A economia brasileira registrou crescimento de 0,1% em abril na comparação com março, mantendo trajetória positiva mesmo em um cenário marcado por juros elevados e pressões externas relacionadas ao aumento do preço do petróleo. Os dados fazem parte do Monitor do PIB, levantamento divulgado pelo Instituto Brasileiro de Economia da Fundação Getulio Vargas, que acompanha mensalmente o desempenho da atividade econômica nacional.

Na comparação com abril do ano anterior, a expansão foi de 1,8%. Já no trimestre móvel encerrado em abril, compreendendo os meses de fevereiro, março e abril, o crescimento alcançou 1,8% em relação ao mesmo período do ano passado. No acumulado dos últimos doze meses, a economia apresentou avanço de 2%, reforçando a percepção de estabilidade em meio a um ambiente econômico desafiador.

O estudo reúne informações dos setores da indústria, dos serviços, do comércio e da agropecuária para estimar o comportamento do Produto Interno Bruto, principal indicador da produção de bens e serviços do país.

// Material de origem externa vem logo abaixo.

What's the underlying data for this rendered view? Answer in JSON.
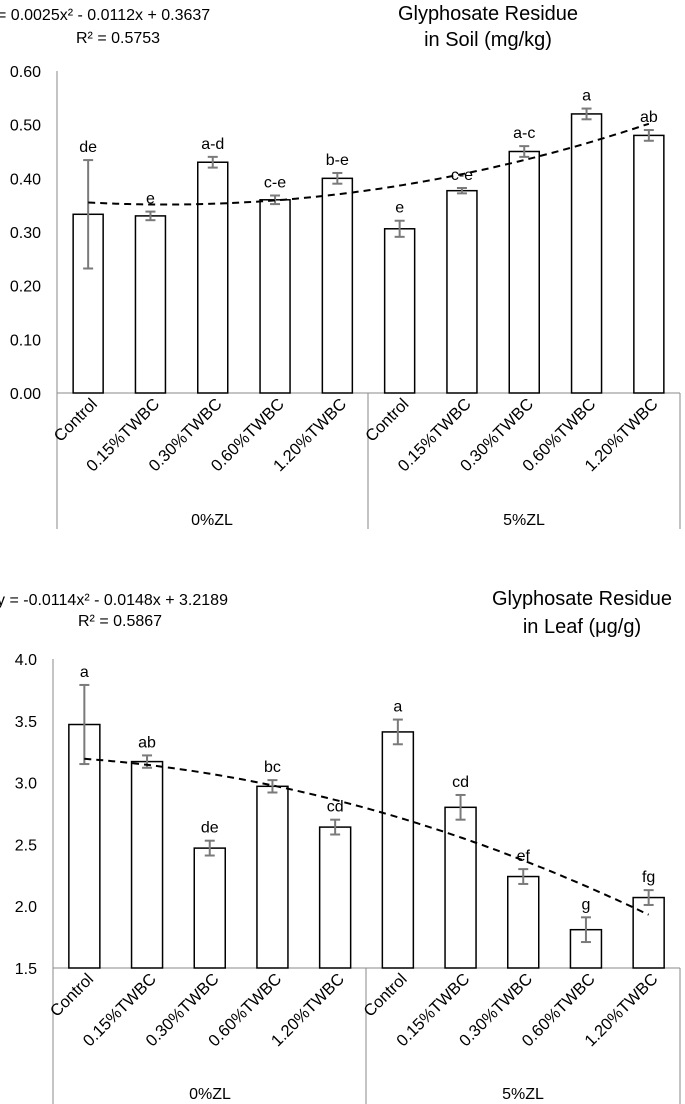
{
  "chart_data": [
    {
      "type": "bar",
      "title": [
        "Glyphosate Residue",
        "in Soil (mg/kg)"
      ],
      "equation": "= 0.0025x² - 0.0112x + 0.3637",
      "r2": "R² = 0.5753",
      "groups": [
        "0%ZL",
        "5%ZL"
      ],
      "categories": [
        "Control",
        "0.15%TWBC",
        "0.30%TWBC",
        "0.60%TWBC",
        "1.20%TWBC",
        "Control",
        "0.15%TWBC",
        "0.30%TWBC",
        "0.60%TWBC",
        "1.20%TWBC"
      ],
      "values": [
        0.333,
        0.33,
        0.43,
        0.36,
        0.4,
        0.306,
        0.377,
        0.45,
        0.52,
        0.48
      ],
      "errors": [
        0.101,
        0.008,
        0.01,
        0.008,
        0.01,
        0.015,
        0.005,
        0.01,
        0.01,
        0.01
      ],
      "letters": [
        "de",
        "e",
        "a-d",
        "c-e",
        "b-e",
        "e",
        "c-e",
        "a-c",
        "a",
        "ab"
      ],
      "trendline": {
        "a": 0.0025,
        "b": -0.0112,
        "c": 0.3637
      },
      "yticks": [
        "0.00",
        "0.10",
        "0.20",
        "0.30",
        "0.40",
        "0.50",
        "0.60"
      ],
      "ylim": [
        0,
        0.6
      ]
    },
    {
      "type": "bar",
      "title": [
        "Glyphosate Residue",
        "in Leaf (μg/g)"
      ],
      "equation": "y = -0.0114x² - 0.0148x + 3.2189",
      "r2": "R² = 0.5867",
      "groups": [
        "0%ZL",
        "5%ZL"
      ],
      "categories": [
        "Control",
        "0.15%TWBC",
        "0.30%TWBC",
        "0.60%TWBC",
        "1.20%TWBC",
        "Control",
        "0.15%TWBC",
        "0.30%TWBC",
        "0.60%TWBC",
        "1.20%TWBC"
      ],
      "values": [
        3.47,
        3.17,
        2.47,
        2.97,
        2.64,
        3.41,
        2.8,
        2.24,
        1.81,
        2.07
      ],
      "errors": [
        0.32,
        0.05,
        0.06,
        0.05,
        0.06,
        0.1,
        0.1,
        0.06,
        0.1,
        0.06
      ],
      "letters": [
        "a",
        "ab",
        "de",
        "bc",
        "cd",
        "a",
        "cd",
        "ef",
        "g",
        "fg"
      ],
      "trendline": {
        "a": -0.0114,
        "b": -0.0148,
        "c": 3.2189
      },
      "yticks": [
        "1.5",
        "2.0",
        "2.5",
        "3.0",
        "3.5",
        "4.0"
      ],
      "ylim": [
        1.5,
        4.0
      ]
    }
  ]
}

Segundo a economista Juliana Trece, coordenadora da pesquisa, o resultado demonstra capacidade de resistência da atividade econômica mesmo diante de fatores que tradicionalmente reduzem o ritmo de crescimento.

Entre os elementos que pressionaram a economia estão os juros elevados mantidos pelo Banco Central e o aumento do preço internacional do petróleo, impulsionado por conflitos geopolíticos no Oriente Médio. Apesar dessas dificuldades, a maior parte dos componentes analisados apresentou desempenho positivo, contribuindo para a manutenção do crescimento.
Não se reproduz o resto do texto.